Aşık insanlar hoş görülür, saygı görür ve bence herkesin yapamayacağı nadir bir şeyi yaparlar: gerçekten severler. O zamanlar böyle düşünüyordum. Böyle bir hissin parçası olmak çok cazip göründü. Ve ben de onun fiziksel uzaklığını fırsat bilerek sıkı sıkı sarıldım bu duyguya. Günlerimi gecelerimi verdim, bunlar birikti ve aylar yıllar oldu. Bir bakmışım ona aşık olduğuma eminim. Ama öyle miydim?
Yıllarca rüyalarımda kovaladım. Yüz yüze konuşmak şöyle dursun telefonda bile konuşmuyorduk. Farklılıklarımız iyice büyümüştü, hala da anlayışlı insanlar değildik. Onunla konuşmak için birçok girişimde bulundum, ya cevap vermedi ya da gelmedi. Kalbimde yara olarak kalacağını sanmıştım ama o hissi içimde zorla tutmaya çalıştığımı gördüm; ortada ne aşk ne de hasret vardı, sadece canı sıkılan bir kızdım.
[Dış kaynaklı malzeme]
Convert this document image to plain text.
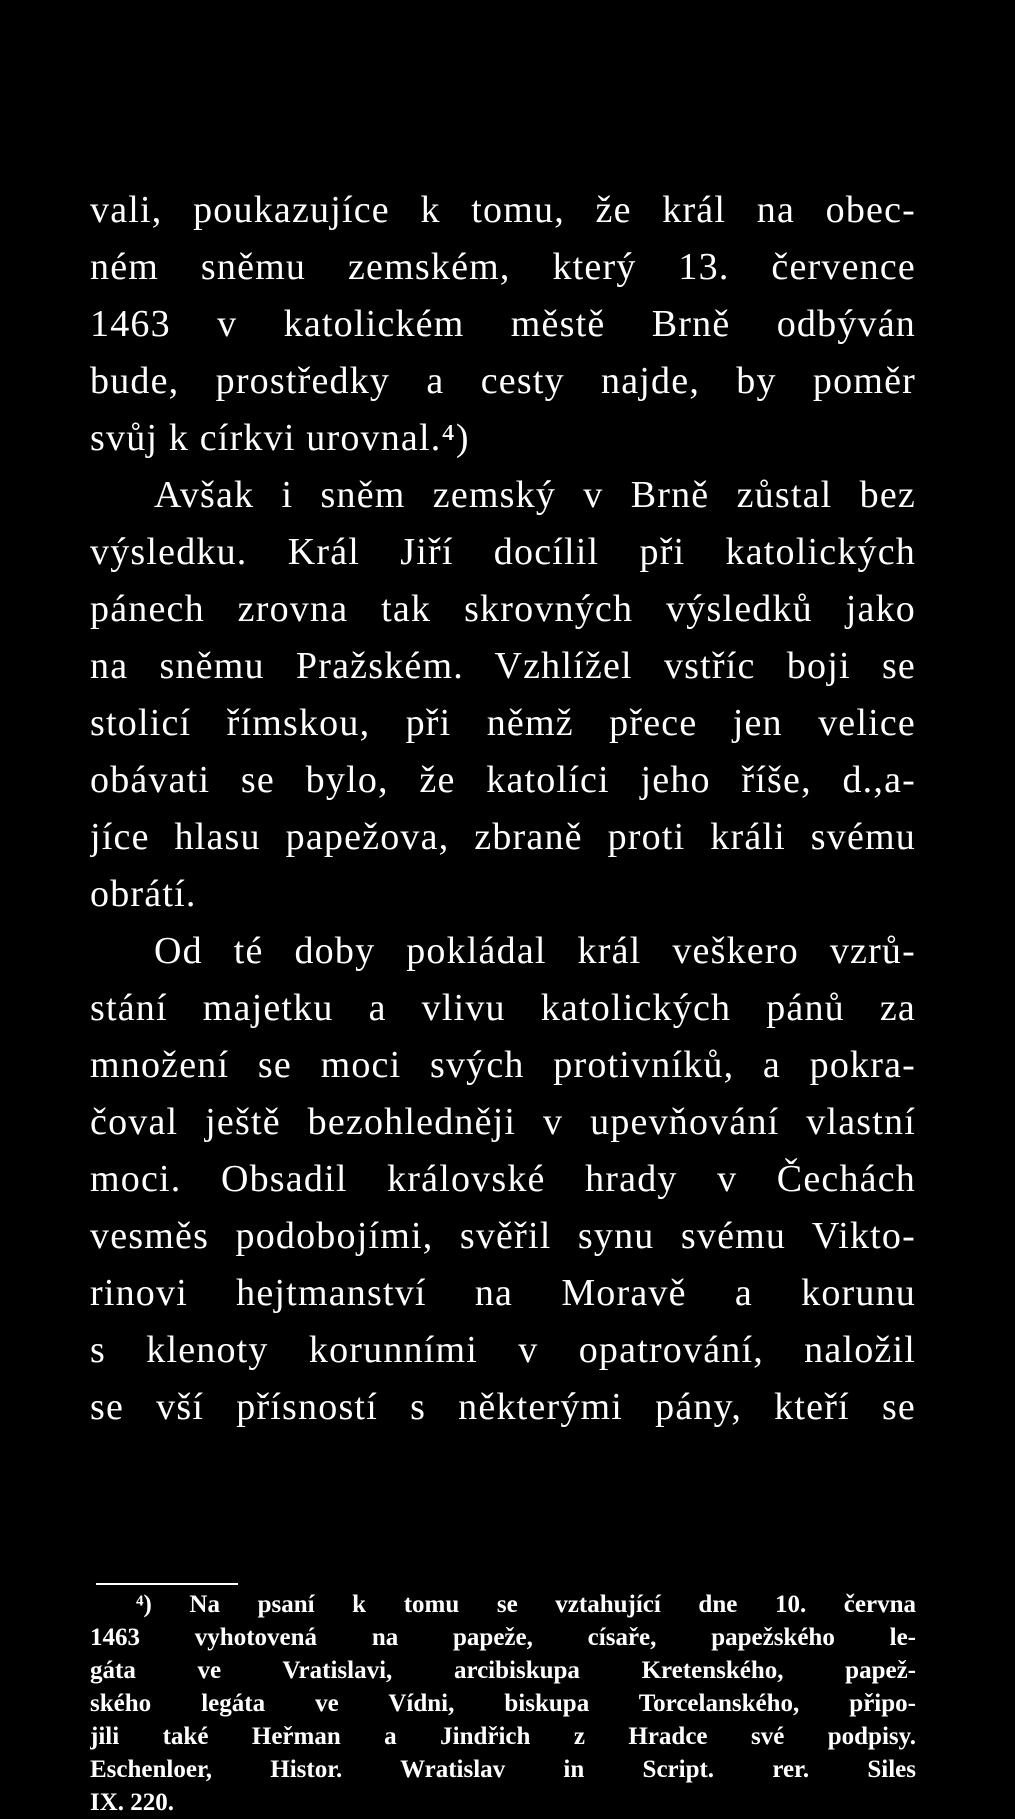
vali, poukazujíce k tomu, že král na obec-
ném sněmu zemském, který 13. července
1463 v katolickém městě Brně odbýván
bude, prostředky a cesty najde, by poměr
svůj k církvi urovnal.⁴)
Avšak i sněm zemský v Brně zůstal bez
výsledku. Král Jiří docílil při katolických
pánech zrovna tak skrovných výsledků jako
na sněmu Pražském. Vzhlížel vstříc boji se
stolicí římskou, při němž přece jen velice
obávati se bylo, že katolíci jeho říše, d.,a-
jíce hlasu papežova, zbraně proti králi svému
obrátí.
Od té doby pokládal král veškero vzrů-
stání majetku a vlivu katolických pánů za
množení se moci svých protivníků, a pokra-
čoval ještě bezohledněji v upevňování vlastní
moci. Obsadil královské hrady v Čechách
vesměs podobojími, svěřil synu svému Vikto-
rinovi hejtmanství na Moravě a korunu
s klenoty korunními v opatrování, naložil
se vší přísností s některými pány, kteří se
⁴) Na psaní k tomu se vztahující dne 10. června
1463 vyhotovená na papeže, císaře, papežského le-
gáta ve Vratislavi, arcibiskupa Kretenského, papež-
ského legáta ve Vídni, biskupa Torcelanského, připo-
jili také Heřman a Jindřich z Hradce své podpisy.
Eschenloer, Histor. Wratislav in Script. rer. Siles
IX. 220.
Onu neredeyse beş yıldır görmedim ve yedi senedir de ayrı şehirlerde yaşıyoruz. Uzun zamandır da ne aklımda ne de kalbimdeydi. Bugün bilgisayarı açana kadar bunun hakkında yazmayı düşünmemiştim. Birden aklıma geldi ve yazmaya başladım yani içimdeki bir sır değil artık, üzerimdeki etkisi ve pişmanlığı ise yok denecek kadar azalmış. Bu konuda rahat olmama sevindim. Bir şey daha eklemek istiyorum. Onu tekrar görmeyi ve iki çift laf etmeyi isterim, eski dostların yaptığı gibi.